К горнякам бросились чернорубашечники.
— Руки вверх! — прокричал офицер в черном берете с золотистым изображением бегущего волка.
На закопченных, небритых лицах шахтеров появилась презрительная усмешка. Они шагнули ближе к танку.
— Шахтеры не сдаются! Да здравствует республика! Майор вскинул пистолет. Горняки обнялись. Вместе с пистолетным выстрелом раздался оглушительный взрыв. Вспыхнул танк. На земле в предсмертных судорогах корчились чернорубашечники…
В это утро с узкого, зажатого между заводскими зданиями аэродрома Ламиако, находящегося вблизи Бильбао, взлетела эскадрилья «чатос». Круто набрав высоту, истребители скрылись в темной дымке, стоявшей над Бильбао. На подходе к Лас Аренасу республиканские летчики увидели появившихся со стороны залива «юнкерсов».
Командир эскадрильи капитан Бакедано, его заместитель Леопольд Моркиляс и командир звена Сан Хосе ударили по флагманскому бомбардировщику. И тут же сверху на них бросились «мессершмитты»[5].
Разгорелся воздушный бой. В расцвеченном пулеметными трассами воздухе стоял надрывный рев моторов. Часть бомбовозов прорвалась к Бильбао, и бой шел уже над центром города. Вспыхнул «чато» Панадеро. На горящей машине летчик атаковал «мессершмитта» и сбил его. Набрав высоту, Панадеро скольжением сорвал пламя и вновь устремился в атаку.

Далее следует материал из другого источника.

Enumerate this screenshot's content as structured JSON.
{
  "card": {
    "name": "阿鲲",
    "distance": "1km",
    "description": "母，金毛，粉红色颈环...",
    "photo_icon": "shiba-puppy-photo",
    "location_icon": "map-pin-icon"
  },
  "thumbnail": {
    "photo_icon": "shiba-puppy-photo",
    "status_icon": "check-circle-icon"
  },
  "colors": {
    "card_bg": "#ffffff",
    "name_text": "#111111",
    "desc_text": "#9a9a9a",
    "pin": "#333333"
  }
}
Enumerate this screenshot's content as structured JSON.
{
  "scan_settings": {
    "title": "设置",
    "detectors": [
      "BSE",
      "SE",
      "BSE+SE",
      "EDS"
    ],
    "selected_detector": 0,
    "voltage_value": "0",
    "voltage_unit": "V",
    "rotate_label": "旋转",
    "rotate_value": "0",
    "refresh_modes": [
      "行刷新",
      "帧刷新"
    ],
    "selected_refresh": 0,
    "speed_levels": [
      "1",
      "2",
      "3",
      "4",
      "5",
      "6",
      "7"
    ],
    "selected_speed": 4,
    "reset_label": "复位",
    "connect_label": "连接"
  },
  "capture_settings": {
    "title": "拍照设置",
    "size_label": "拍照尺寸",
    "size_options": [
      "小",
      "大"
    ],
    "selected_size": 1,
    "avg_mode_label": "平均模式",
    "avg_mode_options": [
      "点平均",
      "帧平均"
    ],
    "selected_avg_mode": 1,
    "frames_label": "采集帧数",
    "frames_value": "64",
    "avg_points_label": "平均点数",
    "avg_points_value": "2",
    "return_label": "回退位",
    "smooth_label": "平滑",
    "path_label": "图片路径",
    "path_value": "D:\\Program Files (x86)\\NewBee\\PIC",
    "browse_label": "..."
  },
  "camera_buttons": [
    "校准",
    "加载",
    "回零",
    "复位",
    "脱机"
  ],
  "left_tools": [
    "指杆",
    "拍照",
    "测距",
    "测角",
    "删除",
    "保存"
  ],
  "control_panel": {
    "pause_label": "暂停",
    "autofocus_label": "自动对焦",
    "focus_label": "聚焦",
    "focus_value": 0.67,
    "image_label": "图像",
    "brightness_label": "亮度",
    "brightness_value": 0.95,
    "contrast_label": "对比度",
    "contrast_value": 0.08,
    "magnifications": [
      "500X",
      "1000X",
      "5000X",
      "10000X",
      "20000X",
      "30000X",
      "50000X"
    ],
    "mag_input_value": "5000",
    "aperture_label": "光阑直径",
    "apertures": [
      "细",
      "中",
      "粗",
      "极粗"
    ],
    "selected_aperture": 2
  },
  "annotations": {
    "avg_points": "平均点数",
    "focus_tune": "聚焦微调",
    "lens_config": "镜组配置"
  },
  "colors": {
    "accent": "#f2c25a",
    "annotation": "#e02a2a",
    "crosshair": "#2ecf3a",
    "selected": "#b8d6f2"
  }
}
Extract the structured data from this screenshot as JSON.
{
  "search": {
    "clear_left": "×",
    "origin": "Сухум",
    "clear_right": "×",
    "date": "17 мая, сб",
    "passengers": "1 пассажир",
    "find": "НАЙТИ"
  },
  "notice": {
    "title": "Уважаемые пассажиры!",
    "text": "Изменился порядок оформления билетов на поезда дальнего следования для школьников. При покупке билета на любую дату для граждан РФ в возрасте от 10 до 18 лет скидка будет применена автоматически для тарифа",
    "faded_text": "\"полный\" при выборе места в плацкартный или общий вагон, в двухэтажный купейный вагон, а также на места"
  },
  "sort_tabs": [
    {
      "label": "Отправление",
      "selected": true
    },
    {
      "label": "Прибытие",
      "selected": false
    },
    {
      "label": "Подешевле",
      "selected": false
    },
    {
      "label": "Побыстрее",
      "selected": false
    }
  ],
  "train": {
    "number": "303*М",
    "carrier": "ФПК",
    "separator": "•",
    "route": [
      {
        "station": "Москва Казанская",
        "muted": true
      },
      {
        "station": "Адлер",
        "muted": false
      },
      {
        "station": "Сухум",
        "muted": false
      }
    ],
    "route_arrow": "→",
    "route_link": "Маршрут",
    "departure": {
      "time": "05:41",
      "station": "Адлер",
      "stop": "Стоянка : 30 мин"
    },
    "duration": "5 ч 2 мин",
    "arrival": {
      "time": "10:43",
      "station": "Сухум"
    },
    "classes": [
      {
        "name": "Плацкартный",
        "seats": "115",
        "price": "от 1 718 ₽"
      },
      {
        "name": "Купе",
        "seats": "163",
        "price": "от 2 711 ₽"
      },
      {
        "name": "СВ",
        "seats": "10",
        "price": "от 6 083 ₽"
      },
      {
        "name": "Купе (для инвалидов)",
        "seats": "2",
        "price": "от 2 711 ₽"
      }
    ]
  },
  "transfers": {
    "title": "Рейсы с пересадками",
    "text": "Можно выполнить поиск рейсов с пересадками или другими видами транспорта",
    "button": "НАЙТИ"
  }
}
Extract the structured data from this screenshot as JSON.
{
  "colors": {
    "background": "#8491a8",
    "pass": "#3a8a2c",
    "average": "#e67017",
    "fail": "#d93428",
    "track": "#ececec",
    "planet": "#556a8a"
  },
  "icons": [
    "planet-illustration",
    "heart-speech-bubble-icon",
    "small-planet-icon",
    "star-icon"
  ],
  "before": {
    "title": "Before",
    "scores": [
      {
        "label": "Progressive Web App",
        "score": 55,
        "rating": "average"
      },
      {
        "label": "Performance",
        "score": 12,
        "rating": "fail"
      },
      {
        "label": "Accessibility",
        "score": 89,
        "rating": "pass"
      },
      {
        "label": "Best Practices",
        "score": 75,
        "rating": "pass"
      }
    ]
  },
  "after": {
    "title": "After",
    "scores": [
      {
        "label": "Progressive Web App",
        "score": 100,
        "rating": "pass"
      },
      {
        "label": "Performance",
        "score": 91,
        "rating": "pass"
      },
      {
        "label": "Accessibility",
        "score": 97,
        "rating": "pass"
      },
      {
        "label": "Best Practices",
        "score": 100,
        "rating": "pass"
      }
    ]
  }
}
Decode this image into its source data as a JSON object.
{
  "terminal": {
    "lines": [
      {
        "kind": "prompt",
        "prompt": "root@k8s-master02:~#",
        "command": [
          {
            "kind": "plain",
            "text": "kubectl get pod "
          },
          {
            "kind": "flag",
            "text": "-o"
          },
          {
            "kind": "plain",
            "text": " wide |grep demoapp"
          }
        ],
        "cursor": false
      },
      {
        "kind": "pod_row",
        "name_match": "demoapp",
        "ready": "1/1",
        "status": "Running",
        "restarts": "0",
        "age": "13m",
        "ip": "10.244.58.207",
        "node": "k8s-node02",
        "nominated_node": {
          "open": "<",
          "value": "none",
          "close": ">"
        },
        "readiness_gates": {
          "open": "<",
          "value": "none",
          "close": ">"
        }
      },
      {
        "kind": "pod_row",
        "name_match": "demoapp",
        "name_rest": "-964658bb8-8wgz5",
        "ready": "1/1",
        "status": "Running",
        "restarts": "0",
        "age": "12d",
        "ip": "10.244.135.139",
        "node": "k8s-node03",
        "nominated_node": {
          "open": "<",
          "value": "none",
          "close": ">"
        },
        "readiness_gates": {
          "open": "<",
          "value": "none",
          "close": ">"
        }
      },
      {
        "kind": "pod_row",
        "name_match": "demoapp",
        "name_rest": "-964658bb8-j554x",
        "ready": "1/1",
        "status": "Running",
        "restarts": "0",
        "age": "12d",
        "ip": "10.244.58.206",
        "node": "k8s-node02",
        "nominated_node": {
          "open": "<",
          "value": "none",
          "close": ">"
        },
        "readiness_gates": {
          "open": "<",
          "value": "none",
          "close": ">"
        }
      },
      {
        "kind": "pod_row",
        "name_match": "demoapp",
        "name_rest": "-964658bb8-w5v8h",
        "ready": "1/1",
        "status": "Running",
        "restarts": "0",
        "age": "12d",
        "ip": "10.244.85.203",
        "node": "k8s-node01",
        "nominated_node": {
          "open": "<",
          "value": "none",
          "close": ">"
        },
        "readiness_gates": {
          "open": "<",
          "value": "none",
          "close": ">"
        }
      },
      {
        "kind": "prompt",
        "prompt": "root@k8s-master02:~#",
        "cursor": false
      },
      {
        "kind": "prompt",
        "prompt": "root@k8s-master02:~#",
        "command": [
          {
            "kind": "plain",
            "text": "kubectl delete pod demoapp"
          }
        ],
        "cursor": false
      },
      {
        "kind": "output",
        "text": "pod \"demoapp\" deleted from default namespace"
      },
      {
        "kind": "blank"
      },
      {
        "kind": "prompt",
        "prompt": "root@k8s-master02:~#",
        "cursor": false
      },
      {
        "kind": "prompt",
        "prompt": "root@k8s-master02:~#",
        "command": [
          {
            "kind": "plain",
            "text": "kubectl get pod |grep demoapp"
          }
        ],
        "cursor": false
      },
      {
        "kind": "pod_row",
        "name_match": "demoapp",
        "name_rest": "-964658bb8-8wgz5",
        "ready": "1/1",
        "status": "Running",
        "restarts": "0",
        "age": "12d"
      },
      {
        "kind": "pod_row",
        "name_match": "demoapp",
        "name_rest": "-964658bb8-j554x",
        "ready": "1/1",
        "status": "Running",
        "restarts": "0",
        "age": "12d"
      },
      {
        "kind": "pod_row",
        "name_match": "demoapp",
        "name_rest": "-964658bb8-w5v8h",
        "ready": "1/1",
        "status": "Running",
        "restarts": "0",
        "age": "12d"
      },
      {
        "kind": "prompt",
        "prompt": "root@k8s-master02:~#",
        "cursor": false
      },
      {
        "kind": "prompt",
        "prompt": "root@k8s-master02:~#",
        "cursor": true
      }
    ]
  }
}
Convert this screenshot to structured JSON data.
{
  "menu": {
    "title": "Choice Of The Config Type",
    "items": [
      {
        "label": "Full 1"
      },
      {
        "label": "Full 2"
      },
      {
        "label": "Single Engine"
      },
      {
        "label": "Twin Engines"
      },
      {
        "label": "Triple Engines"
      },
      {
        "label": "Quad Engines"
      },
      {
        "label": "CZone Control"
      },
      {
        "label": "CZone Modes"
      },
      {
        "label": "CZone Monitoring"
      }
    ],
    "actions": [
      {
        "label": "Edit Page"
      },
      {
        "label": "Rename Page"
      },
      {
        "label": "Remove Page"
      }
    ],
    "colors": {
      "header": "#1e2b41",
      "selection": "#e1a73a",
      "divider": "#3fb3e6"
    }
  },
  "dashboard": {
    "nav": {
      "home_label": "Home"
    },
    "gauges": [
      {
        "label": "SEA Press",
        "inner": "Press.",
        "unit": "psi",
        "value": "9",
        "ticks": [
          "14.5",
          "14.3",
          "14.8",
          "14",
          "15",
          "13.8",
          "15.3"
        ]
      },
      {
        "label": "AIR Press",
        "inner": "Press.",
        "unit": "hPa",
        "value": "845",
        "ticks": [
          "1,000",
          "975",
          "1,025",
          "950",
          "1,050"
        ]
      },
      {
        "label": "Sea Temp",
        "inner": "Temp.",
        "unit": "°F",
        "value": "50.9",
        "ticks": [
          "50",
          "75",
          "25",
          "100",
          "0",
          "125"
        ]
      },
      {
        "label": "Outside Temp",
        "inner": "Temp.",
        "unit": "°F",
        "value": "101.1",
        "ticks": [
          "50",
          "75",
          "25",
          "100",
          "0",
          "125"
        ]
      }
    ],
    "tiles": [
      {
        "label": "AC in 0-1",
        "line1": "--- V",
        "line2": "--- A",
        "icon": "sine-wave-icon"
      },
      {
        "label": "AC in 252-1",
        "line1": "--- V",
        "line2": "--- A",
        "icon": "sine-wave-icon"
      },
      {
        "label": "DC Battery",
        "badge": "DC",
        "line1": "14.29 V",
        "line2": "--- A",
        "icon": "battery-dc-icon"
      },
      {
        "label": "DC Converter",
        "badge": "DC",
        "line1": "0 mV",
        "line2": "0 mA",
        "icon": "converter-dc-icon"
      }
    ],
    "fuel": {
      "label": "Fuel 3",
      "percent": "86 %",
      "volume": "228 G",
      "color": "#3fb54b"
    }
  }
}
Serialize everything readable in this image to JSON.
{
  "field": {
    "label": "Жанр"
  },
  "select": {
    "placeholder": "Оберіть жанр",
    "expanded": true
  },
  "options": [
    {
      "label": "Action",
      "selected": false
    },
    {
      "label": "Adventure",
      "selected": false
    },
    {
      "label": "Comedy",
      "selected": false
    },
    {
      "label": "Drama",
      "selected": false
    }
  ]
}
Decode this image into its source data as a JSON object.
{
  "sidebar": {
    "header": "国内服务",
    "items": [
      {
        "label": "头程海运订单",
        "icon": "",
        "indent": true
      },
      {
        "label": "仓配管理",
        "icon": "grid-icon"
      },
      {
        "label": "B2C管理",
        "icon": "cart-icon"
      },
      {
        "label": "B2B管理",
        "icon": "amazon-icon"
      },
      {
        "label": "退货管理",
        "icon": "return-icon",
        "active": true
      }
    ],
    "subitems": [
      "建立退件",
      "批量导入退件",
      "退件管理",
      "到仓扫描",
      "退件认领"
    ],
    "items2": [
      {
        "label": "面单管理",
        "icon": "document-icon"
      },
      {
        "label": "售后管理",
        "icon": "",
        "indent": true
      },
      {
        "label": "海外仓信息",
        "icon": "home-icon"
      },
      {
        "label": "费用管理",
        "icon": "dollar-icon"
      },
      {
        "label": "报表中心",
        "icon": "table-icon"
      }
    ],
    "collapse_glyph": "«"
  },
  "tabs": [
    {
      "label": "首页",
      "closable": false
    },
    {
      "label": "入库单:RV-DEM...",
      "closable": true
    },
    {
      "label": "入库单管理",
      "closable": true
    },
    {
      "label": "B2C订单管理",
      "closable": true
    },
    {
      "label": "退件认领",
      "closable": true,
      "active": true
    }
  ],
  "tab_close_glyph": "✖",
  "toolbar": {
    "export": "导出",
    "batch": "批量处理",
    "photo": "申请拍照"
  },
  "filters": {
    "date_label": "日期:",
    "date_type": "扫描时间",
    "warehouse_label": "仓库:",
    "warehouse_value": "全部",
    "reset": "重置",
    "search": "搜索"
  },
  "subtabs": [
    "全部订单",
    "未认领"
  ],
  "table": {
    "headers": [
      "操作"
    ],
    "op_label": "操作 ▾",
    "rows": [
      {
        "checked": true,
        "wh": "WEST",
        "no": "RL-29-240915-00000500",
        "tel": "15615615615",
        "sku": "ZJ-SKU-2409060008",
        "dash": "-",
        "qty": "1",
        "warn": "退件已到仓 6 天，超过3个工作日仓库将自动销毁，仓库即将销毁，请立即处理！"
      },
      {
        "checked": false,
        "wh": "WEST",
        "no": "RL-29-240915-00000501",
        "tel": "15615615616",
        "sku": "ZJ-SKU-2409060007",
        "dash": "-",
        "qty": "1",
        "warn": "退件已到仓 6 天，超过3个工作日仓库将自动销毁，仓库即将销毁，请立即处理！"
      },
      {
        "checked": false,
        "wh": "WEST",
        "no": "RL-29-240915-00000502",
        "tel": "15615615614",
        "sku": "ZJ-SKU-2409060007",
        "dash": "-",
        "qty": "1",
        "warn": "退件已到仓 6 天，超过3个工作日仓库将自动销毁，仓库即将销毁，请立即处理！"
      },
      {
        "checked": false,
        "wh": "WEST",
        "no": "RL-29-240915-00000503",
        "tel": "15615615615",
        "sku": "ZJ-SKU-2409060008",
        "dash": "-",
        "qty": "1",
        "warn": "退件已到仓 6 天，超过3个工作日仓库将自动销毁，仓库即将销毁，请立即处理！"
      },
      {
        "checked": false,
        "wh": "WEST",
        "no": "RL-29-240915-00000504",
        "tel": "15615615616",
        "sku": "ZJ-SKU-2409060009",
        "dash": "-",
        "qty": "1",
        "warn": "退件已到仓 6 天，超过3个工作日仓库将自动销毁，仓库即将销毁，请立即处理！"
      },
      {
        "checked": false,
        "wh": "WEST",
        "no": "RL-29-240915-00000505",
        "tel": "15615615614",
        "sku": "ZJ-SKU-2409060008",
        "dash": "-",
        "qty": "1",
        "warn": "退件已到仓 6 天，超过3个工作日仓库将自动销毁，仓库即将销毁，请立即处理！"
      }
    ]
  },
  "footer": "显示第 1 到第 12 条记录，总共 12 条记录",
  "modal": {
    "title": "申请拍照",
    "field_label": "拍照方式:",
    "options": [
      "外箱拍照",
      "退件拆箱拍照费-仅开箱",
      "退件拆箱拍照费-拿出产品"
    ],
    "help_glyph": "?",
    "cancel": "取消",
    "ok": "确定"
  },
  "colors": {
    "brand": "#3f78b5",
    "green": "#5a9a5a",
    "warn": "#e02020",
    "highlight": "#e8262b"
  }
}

Трудно было республиканцам сдерживать десятки «юнкерсов» и «мессершмиттов», а на горизонте затемнела новая волна фашистских самолетов.
Леопольд Моркиляс и Сан Хосе, вдвоем оставшиеся над устьем реки Нервьон, атаковали «юнкерсов». Но, разорвав строй фашистских машин, они на выходе из атаки попали под удар «фиатов». Очереди крупнокалиберных пулеметов стеганули по республиканским истребителям. Переворотом Моркиляс выскользнул из-под трасс. В крыльях истребителя зияли рваные отверстия., Поток воздуха срывал куски перкалевой обшивки. Оглянувшись по сторонам, Моркиляс встревожился: «Где же Сан Хосе?»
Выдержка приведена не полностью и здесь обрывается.